James Tanner’s Growing Sentences with David Foster Wallace is a nice parody of the writer’s style. A little absurd but kind of spot-on. Amusing for a little while, just like it always is when you’re watching someone else work. But if you get a chance to read a bit of Wallace (granted, I’m no expert—I’ve only got maybe 3-400 pages under my belt, but more is on the way), you get a sense of how crazy inventive this guy was, whether you like the stories or not.
In the stories in Oblivion, all these layers of ambiguity or inexactness juxtapose with excessive detail. I like the way the narrators/protagonists/Wallace zip around making associations and adjustments and corrections, sentences accumulating detail as you read. At its best it’s kind of like a mural with words. Everything, large, all at once.
Let me get fetishy with a couple sentences. My favorite bit in recent memory, from The Soul Is Not a Smithy:
I was often the first to register the sound of my father’s key in the front door. It took only four steps and a brief sockslide into the foyer to be able to see him first as he entered on a wave of outside air.

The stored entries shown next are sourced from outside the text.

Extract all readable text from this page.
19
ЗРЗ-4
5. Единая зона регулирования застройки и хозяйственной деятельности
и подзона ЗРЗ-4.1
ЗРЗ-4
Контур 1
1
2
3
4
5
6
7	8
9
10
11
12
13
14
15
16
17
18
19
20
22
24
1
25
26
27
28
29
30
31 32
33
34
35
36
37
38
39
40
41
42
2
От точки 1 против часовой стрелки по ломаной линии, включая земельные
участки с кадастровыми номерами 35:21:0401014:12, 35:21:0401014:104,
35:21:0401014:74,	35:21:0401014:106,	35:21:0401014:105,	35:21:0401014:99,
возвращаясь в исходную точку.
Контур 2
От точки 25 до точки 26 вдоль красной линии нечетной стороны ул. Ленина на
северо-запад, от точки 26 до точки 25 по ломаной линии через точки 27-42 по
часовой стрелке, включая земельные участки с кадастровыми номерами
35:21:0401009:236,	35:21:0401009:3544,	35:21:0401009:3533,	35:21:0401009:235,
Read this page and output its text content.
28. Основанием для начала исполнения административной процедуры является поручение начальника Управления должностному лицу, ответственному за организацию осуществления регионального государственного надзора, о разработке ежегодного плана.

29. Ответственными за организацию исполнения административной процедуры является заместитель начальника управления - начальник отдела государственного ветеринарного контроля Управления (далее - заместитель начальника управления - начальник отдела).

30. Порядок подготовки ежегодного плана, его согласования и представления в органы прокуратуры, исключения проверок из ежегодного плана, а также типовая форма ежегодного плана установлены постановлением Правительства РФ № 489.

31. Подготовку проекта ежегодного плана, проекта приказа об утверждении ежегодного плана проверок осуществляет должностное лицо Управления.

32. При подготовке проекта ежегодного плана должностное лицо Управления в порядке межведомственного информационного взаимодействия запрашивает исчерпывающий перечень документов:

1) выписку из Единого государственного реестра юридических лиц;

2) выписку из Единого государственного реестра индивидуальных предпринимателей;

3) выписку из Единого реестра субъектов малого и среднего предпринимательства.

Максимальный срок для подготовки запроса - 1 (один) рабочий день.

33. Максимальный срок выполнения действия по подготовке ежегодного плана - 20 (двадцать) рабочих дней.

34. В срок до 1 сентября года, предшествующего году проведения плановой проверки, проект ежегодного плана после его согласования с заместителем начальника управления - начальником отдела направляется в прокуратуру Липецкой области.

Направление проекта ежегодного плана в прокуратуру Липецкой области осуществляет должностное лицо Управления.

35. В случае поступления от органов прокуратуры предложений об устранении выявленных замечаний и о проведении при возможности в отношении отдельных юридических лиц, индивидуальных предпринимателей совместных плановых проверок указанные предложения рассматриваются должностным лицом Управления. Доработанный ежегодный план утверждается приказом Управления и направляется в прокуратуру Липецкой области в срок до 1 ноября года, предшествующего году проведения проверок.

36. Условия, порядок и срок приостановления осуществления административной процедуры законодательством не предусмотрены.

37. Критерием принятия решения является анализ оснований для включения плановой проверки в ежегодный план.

Four steps and a sockslide and a wave of outside air. Lord, that’s perfect. I’m willing to grant that I especially like that one because it makes me think of Dad, but I haven’t read something so compact but evocative in a long time. Here’s a funny bit from the opening story, Mister Squishy, mostly set in a market research office:
Attached to the breast pocket on the same side of his shirt as his nametag was also a large pin or button emblazoned with the familiar Mister Squishy brand icon, which was a plump and childlike cartoon face of indeterminate ethnicity with its eyes squeezed parly shut in an expression that somehow connoted delight, satiation, and rapacious desire all at the same time.
You can certainly read the verbosity as annoying and peacockish, but I can’t help but love seeing the product of a mind at work, like he’s been doing some serious thinking and noticing. Likewise, a couple dozen pages further into the story, some clever meeting room cynicism:
All that ever changed were the jargon and mechanisms and gilt rococo with which everyone in the whole huge blind grinding mechanism conspired to convince each other that they could figure out how to give the paying customer what they could prove he could be persuaded to believe he wanted…
I’d say Good Old Neon was the highlight for me, but the title story Oblivion gives it good competition. The first is imagined reflections before a suicide. The second a husband’s retelling of an ongoing dispute with his wife about his alleged snoring. Neither of those summaries do them justice. Read those two at least.